On l’aura compris, en 2018, ce seront les taux et le dollar américains qui annonceront une inflexion de ce régime de croissance exceptionnel.
 
 

Environnement des marchés

 
Les bonnes surprises macroéconomiques enregistrées en fin d’année dans les pays développés comme émergents ont justifié une accélération des prix des matières premières. La séquence s’est prolongée avec une remontée des taux nominaux à deux ans aux Etats-Unis, puis des anticipations d’inflation à long-terme.
 
Une embardée du 10 ans américain vers les 2.75-3.0% semble de plus en plus inévitable dans l’environnement actuel. Facteur aggravant, la baisse du dollar continue de doper la sphère manufacturière américaine, réchauffe les prix à l’importation et ravive les anticipations d’inflation.
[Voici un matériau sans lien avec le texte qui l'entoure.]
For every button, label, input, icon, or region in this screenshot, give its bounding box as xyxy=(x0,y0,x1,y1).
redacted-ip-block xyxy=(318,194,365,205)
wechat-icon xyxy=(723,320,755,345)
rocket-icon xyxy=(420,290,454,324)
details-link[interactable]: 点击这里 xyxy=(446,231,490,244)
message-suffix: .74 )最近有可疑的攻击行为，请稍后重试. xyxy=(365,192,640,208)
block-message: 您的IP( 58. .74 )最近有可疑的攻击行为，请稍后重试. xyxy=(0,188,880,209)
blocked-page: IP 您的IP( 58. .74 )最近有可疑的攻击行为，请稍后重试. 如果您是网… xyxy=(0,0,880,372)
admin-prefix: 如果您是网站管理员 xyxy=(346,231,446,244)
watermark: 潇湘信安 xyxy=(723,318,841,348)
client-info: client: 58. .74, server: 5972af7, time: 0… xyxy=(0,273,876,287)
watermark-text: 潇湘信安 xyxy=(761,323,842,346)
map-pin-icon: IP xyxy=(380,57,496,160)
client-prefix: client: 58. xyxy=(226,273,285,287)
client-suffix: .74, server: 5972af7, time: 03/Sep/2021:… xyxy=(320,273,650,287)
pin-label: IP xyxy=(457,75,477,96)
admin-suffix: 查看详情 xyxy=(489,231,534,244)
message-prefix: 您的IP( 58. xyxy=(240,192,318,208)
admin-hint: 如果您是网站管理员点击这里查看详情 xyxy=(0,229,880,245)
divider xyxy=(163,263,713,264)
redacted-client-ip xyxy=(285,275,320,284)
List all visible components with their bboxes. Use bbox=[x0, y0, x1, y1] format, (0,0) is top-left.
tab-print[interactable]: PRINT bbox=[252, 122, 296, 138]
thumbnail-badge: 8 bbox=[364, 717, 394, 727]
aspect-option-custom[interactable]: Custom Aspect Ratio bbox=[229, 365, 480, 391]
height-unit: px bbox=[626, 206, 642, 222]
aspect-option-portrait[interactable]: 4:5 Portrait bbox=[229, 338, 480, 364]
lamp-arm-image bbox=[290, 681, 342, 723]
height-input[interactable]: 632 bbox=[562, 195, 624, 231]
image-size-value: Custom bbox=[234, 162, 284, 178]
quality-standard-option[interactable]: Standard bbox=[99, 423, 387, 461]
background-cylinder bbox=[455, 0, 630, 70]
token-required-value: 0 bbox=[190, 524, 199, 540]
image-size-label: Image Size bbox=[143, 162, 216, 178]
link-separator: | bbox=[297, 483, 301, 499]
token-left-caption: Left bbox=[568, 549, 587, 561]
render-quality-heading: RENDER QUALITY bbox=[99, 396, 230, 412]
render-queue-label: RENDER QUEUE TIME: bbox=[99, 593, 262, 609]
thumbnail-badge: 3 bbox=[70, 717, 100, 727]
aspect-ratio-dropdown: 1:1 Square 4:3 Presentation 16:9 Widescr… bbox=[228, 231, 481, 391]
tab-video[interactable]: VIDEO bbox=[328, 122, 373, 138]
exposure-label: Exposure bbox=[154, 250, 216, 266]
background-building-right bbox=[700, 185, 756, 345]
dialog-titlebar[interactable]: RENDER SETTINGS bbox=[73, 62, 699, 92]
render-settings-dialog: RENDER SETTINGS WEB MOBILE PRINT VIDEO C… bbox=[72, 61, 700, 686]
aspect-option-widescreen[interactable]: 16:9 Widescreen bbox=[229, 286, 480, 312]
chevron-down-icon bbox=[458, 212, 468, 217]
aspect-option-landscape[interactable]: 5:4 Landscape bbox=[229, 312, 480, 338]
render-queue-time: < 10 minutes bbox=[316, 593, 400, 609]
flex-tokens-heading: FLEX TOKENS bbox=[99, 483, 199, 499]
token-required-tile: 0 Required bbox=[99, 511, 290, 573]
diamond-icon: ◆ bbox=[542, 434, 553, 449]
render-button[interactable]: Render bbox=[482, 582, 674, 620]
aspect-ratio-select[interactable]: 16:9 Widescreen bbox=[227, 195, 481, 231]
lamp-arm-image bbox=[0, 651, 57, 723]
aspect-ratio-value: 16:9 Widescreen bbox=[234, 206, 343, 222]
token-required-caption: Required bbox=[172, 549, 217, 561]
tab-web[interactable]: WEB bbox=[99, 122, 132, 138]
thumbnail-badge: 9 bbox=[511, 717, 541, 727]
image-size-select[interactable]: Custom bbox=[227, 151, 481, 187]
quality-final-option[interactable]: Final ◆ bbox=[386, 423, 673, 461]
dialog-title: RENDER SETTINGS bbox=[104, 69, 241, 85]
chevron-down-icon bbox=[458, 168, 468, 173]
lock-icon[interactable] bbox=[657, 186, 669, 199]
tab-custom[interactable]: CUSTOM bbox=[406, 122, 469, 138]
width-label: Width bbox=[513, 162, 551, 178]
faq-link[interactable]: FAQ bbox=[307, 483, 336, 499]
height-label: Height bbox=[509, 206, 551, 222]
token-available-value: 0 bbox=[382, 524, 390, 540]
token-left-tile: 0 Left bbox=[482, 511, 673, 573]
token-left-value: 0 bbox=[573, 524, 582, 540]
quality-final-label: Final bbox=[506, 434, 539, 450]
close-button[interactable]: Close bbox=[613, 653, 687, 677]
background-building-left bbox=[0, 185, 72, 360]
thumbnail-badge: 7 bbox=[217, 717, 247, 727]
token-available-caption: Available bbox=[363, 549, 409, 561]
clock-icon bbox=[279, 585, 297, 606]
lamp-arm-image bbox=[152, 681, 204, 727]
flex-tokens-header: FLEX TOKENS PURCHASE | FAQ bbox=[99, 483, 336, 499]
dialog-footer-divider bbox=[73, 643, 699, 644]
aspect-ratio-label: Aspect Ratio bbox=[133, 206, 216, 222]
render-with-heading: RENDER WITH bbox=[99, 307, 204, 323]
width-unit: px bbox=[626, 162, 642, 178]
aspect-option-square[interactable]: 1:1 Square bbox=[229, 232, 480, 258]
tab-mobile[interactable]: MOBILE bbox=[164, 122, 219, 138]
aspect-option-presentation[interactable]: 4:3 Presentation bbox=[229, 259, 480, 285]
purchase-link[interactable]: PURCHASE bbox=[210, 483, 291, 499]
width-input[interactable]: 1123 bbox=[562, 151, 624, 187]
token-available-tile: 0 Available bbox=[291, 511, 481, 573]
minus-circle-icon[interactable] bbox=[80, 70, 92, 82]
Le marché obligataire semble percevoir différemment la situation du cycle économique que la Fed (vision de fin de cycle pour le marché et de pérennité de la croissance pour la Fed) entraînant un aplatissement de la courbe des taux, ce qui est embarrassant pour la crédibilité de l’institution.
 
En outre, la BCE et la Banque du Japon devraient préciser leurs stratégies de normalisation de leur politique monétaire accommodante vers le milieu d’année : la repentification des courbes devrait se transmettre au marché américain. Les investisseurs japonais ont déjà déserté le marché des taux US en raison du coût exorbitant de la couverture de change, mais ce sont les investisseurs nord-européens qui continuent de peser sur les rendements américains.
 
L’annonce d’une fin programmée du QE par Draghi pourrait alors mettre le feu aux poudres. La remontée des taux longs américains serait extrêmement dangereuse pour l’appétit pour le risque mondial : vu le niveau actuel des taux, les stratégies de portage ont été ces derniers temps très performantes (crédit, actions à dividendes, etc.) mais pourraient de fait se voir remises en cause par la hausse des taux et/ou de la volatilité (historiquement très basse). Enfin, la remontée des taux pourrait provoquer une ruée sur le dollar tant la dette externe privée en dollar a crû ces dernières années, que ce soit en Chine (corporates) ou en Océanie (banques).